Reestablishing the Body to Heal

  • Why Our Bodies Matter in Mending Trauma: Healing from trauma isn’t only about talking around our encounters; it’s too about reconnecting with our bodies. Therapies like sensorimotor psychotherapy and somatic experiencing focus on the physical sensations within the body to handle trauma. These treatments empower us to tune into our body’s reactions to trauma, making a difference for us to reveal and address the physical perspectives of our traumatic experiences.
  • Distinctive Ways to Heal: There are several ways to heal from trauma. Talking and interfacing with others can offer assistance us to handle our encounters. Medications and other treatments can offer assistance to our brains to bargain with traumatic memories more viably. Making a difference with our bodies feel secure and calm that can be a capable of healing strategy. Exercises that make our bodies feel secure, like specific exercises and mindful movements, can offer assistance us overcome the emotions of fear and outrage that come with trauma.
  • Seeing Trauma in Our Bodies: Our bodies can tell stories of trauma that words can’t continuously express. The physical signs of trauma, like a tense pose or a far-off look, can be clear pointers of internal turmoil. Become a close acquaintance with the Body for Recovery
  • Learning to Listen to Our Bodies: Individuals who have been harmed, particularly children, frequently live in bodies that are continuously tense and cautious. By getting to be mindful of these sensations, we can begin to understand and recuperate from our past traumas.

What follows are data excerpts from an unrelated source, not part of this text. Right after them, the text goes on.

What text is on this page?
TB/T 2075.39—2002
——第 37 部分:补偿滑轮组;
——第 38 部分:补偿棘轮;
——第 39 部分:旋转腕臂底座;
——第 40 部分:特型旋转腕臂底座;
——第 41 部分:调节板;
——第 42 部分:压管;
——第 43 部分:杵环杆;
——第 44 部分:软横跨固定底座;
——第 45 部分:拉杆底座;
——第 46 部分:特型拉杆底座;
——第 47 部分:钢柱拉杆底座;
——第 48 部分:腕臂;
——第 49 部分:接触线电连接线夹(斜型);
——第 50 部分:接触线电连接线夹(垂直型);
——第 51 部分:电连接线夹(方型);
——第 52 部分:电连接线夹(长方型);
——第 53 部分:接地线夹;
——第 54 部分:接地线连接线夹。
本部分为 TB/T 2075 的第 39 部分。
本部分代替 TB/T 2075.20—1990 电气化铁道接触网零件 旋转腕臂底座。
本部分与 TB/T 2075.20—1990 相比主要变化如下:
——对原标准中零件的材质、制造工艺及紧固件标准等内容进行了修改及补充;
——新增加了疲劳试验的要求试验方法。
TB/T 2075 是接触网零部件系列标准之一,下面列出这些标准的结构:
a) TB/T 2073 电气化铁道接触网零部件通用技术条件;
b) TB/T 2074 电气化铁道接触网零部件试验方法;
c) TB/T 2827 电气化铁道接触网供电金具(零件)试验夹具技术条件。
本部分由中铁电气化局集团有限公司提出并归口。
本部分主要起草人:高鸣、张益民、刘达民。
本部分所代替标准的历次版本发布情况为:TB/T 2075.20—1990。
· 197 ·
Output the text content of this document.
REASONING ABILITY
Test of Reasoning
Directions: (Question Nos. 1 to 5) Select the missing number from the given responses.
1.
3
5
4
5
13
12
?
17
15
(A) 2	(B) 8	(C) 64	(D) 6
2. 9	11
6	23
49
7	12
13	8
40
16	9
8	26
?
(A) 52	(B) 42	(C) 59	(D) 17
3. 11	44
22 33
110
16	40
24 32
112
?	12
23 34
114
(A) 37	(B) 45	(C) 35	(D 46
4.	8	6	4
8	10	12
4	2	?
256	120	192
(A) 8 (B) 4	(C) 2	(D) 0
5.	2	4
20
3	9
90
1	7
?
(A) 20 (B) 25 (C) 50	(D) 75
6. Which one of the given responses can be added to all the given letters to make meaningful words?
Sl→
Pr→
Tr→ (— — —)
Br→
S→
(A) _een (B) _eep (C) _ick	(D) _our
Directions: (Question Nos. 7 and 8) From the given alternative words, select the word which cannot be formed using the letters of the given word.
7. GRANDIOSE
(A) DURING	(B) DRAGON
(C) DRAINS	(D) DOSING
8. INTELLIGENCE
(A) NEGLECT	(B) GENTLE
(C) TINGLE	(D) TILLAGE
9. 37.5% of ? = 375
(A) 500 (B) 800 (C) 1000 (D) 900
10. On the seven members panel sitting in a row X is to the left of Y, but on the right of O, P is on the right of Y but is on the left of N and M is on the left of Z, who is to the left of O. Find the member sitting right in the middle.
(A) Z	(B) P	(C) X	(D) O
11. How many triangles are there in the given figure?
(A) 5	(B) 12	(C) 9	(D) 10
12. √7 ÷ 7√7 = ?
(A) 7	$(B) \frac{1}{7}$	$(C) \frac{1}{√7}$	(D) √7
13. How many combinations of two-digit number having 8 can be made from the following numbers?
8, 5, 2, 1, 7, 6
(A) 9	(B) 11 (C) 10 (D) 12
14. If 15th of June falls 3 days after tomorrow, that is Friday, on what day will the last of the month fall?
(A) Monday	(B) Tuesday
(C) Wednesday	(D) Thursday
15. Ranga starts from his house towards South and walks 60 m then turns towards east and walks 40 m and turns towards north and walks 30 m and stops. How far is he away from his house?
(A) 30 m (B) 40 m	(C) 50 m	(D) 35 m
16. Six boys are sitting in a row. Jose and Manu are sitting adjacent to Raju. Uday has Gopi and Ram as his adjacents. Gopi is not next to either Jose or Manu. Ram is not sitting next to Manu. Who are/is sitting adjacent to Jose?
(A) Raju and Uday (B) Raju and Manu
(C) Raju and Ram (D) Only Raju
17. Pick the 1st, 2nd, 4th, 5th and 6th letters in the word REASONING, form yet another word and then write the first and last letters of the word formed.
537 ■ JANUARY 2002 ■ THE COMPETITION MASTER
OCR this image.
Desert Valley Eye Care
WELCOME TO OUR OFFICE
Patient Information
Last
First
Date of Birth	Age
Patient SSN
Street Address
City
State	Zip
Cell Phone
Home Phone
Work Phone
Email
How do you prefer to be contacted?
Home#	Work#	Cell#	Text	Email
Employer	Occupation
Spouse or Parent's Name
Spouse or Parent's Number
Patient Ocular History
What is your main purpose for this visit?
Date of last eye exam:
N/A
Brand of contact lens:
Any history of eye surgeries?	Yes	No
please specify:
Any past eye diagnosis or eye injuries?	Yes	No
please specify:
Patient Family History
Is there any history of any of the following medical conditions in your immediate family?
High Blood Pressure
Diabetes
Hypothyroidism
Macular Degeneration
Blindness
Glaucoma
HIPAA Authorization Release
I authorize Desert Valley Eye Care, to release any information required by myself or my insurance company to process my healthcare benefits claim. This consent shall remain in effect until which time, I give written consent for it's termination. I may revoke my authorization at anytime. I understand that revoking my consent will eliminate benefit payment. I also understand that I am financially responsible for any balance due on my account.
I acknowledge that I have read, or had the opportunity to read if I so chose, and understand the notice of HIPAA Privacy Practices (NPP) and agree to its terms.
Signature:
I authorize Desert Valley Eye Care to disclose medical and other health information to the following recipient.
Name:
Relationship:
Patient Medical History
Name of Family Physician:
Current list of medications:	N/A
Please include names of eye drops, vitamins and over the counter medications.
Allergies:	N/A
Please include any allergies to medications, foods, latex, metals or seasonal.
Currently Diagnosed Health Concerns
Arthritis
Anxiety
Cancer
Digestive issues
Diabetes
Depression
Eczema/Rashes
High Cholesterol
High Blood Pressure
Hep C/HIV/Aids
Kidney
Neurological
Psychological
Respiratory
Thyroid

Bottom-Up Treatment in Practice

Changing How We Feel Through Our Bodies: Bottom-up therapy focuses on changing our body’s reaction to trauma. At the Trauma Center, therapists offer assistance to patients to become mindful of their physical responses, like their pulse and breathing. Basic strategies like tapping certain points on the body, engaging in musical exercises, or mindful development can make an enormous difference. These exercises offer assistance to patients to feel more associated with the present moment and less overpowered by their traumatic encounters.

Any individuals who have experienced trauma go through a stage of feeling numb and disengaged from life. This is often particularly true for children who have been through traumatic occasions. Helping them to feel present and locked in once more is pivotal for their life.

Take Away

The mind-body connection is beautifully exhibited through the sides of trauma in that it elicits a providential cohesion between the mind and the environment. Neurobiological aspects (brain) are right among these, as well as the somatic (body) outcomes one would have; to say trauma is powerful in influencing human beings would be an understatement. Trauma’s legacy of being embodied can perhaps be the foundation for developing compassion, resilience, and healing options for those individuals suffering from the sometimes long and hard process of overcoming the effects of the traumatic experience.

References +
  1. Khoddam, R., PhD. (2021, March 5). Learn how trauma affects the body and treatments to help you recover. Psychology Today.
  2. Bremner, J. D. (2006). Traumatic stress: effects on the brain. Dialogues in Clinical Neuroscience, 8(4), 445–461.
  3. Lebow, H. I. (2023, January 21). How does your body remember trauma? Psych Central.